A survey conducted by Gallup revealed that organizations with transparency, engagement and communicative leaders have significantly lower turnover rates and higher levels of employee engagement. In fact, low engagement teams typically endure turnover rates that are 18% to 43% higher than highly engaged teams.
3. Showing appreciation
Leaders who take time and show effort to recognize their team members’ hard work create a positive atmosphere, which encourages productivity and motivation. Feeling valued and appreciated at work is essential for employees' mental well-being, otherwise they can potentially question their efficacy.
Acknowledging the efforts and achievements of employees boosts their performance and feeling of contribution. According to a study by the American Psychological Association, recognition from supervisors is a crucial factor in reducing stress levels and improving mental well-being among employees.
Unfortunately, when things do not go the way it was planned (which is a natural process when creating innovation), this gets more attention as little or quick wins. Celebrating, thanking and appreciating employees at work regularly when things go right should become one of leaders’ priorities.
Leaders can lead by example by promoting a healthy dose of working hours and showing that personal life matters. Flexible work hours, remote work options, and encouraging the use of paid time off can significantly reduce employee burnout and stress levels. It is not about “work-life-balance, as “The problem with ‘balance’ is that it’s based on the idea that work and life, well-being and productivity, are on opposite sides. But, in fact, they’re on the same side, so they don't need to be balanced."- Arianna Huffington, founder of Thrive Global. When personal preferences are acknowledged by leaders as long as the work gets done, the more job satisfaction employees will exhibit.
5. Mental Health Support
Supporting employees' mental health isn't just the right thing to do, it is also good for business. Dr. Mark Attridge, psychologist and consultant, says that companies that prioritize mental health experience increased productivity and employee loyalty..
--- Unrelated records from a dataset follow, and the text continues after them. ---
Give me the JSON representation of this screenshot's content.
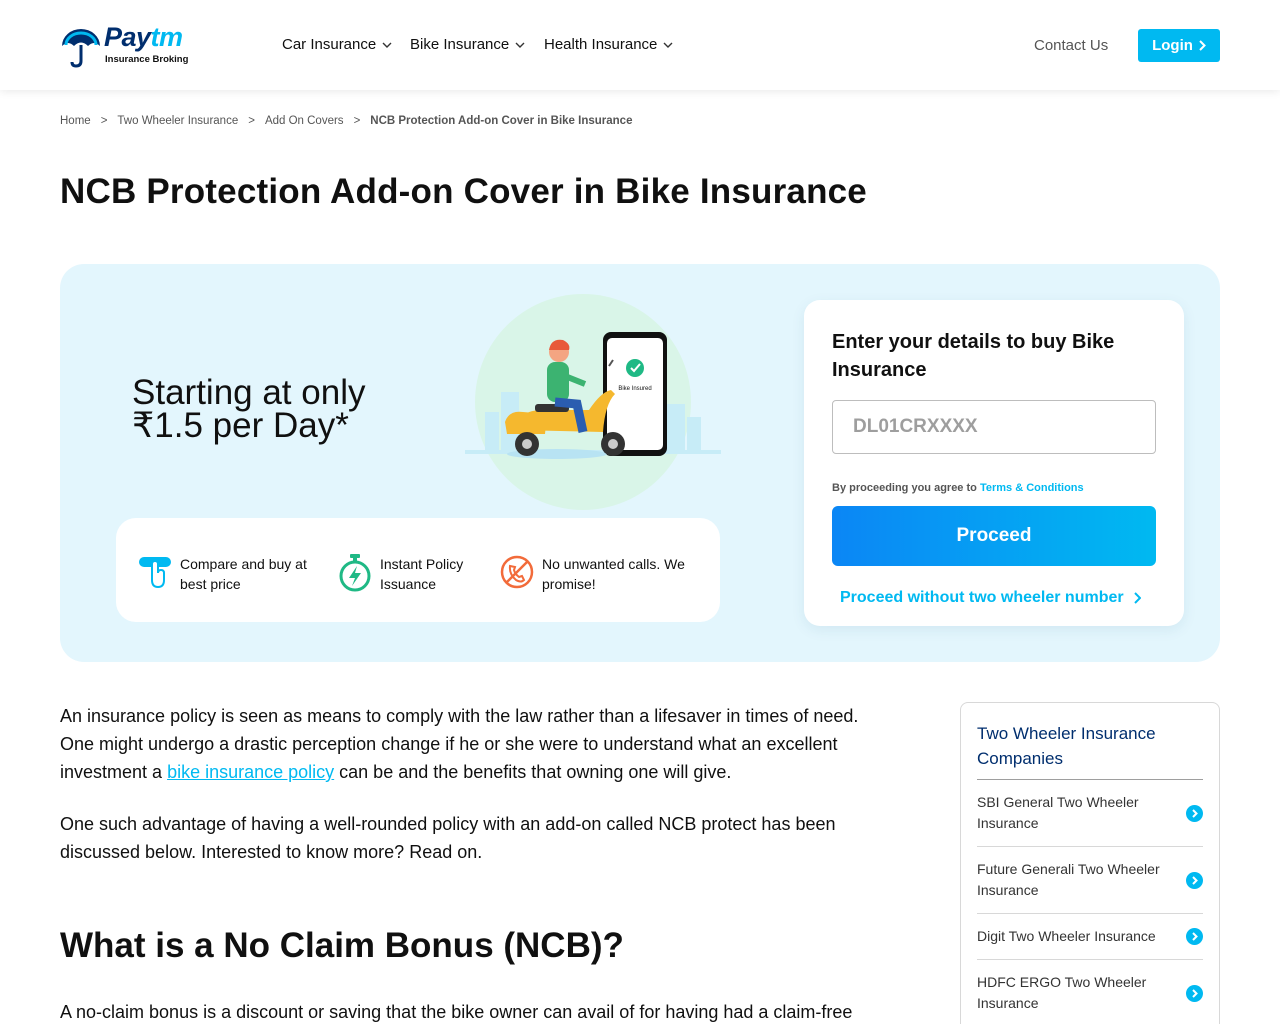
{
  "header": {
    "logo": {
      "word_main": "Pay",
      "word_accent": "tm",
      "subtitle": "Insurance Broking"
    },
    "nav": [
      {
        "label": "Car Insurance"
      },
      {
        "label": "Bike Insurance"
      },
      {
        "label": "Health Insurance"
      }
    ],
    "contact_label": "Contact Us",
    "login_label": "Login"
  },
  "breadcrumb": {
    "items": [
      "Home",
      "Two Wheeler Insurance",
      "Add On Covers"
    ],
    "separator": ">",
    "current": "NCB Protection Add-on Cover in Bike Insurance"
  },
  "page_title": "NCB Protection Add-on Cover in Bike Insurance",
  "hero": {
    "price_line1": "Starting at only",
    "price_line2": "₹1.5 per Day*",
    "illustration_badge": "Bike Insured",
    "features": [
      {
        "line1": "Compare and buy at",
        "line2": "best price",
        "icon": "hand-tap-icon"
      },
      {
        "line1": "Instant Policy",
        "line2": "Issuance",
        "icon": "stopwatch-bolt-icon"
      },
      {
        "line1": "No unwanted calls. We",
        "line2": "promise!",
        "icon": "no-call-icon"
      }
    ],
    "form": {
      "title": "Enter your details to buy Bike Insurance",
      "input_placeholder": "DL01CRXXXX",
      "input_value": "",
      "terms_prefix": "By proceeding you agree to",
      "terms_link": "Terms & Conditions",
      "proceed_label": "Proceed",
      "alt_label": "Proceed without two wheeler number"
    }
  },
  "article": {
    "para1_a": "An insurance policy is seen as means to comply with the law rather than a lifesaver in times of need. One might undergo a drastic perception change if he or she were to understand what an excellent investment a ",
    "para1_link": "bike insurance policy",
    "para1_b": " can be and the benefits that owning one will give.",
    "para2": "One such advantage of having a well-rounded policy with an add-on called NCB protect has been discussed below. Interested to know more? Read on.",
    "heading": "What is a No Claim Bonus (NCB)?",
    "para3": "A no-claim bonus is a discount or saving that the bike owner can avail of for having had a claim-free"
  },
  "sidebar": {
    "title": "Two Wheeler Insurance Companies",
    "items": [
      {
        "label": "SBI General Two Wheeler Insurance"
      },
      {
        "label": "Future Generali Two Wheeler Insurance"
      },
      {
        "label": "Digit Two Wheeler Insurance"
      },
      {
        "label": "HDFC ERGO Two Wheeler Insurance"
      }
    ]
  },
  "colors": {
    "brand_blue": "#00b9f1",
    "brand_navy": "#002e6e",
    "hero_bg": "#e3f6fd"
  }
}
Offering employee assistance programs (EAPs) or digital mental health solutions, such as the service of Likeminded, and access to mental health professionals can provide tremendous support to individuals facing mental health challenges. EAPs have reduced absenteeism by nearly 70% in the US, according to the Human Resources Director Magazine.
Competence in leadership is not solely about guiding an organization towards success; it also involves fostering a culture that prioritizes mental health and well-being in order to generate results. Leaders who show positive qualities to promote mental well-being contribute significantly to the overall productivity of their teams. By recognizing and addressing symptoms of mental distress, showing empathy, and providing resources for mental health support, leaders can positively impact the lives of their employees and can count on their teams, just like they can count on their leaders.
When mental health is prioritized, a thriving and successful organization can maintain itself in the long run. As we move forward, let us remember that leadership goes beyond professional competence but, when choosing the correct leaders, creates a mentally healthy and prosperous workplace.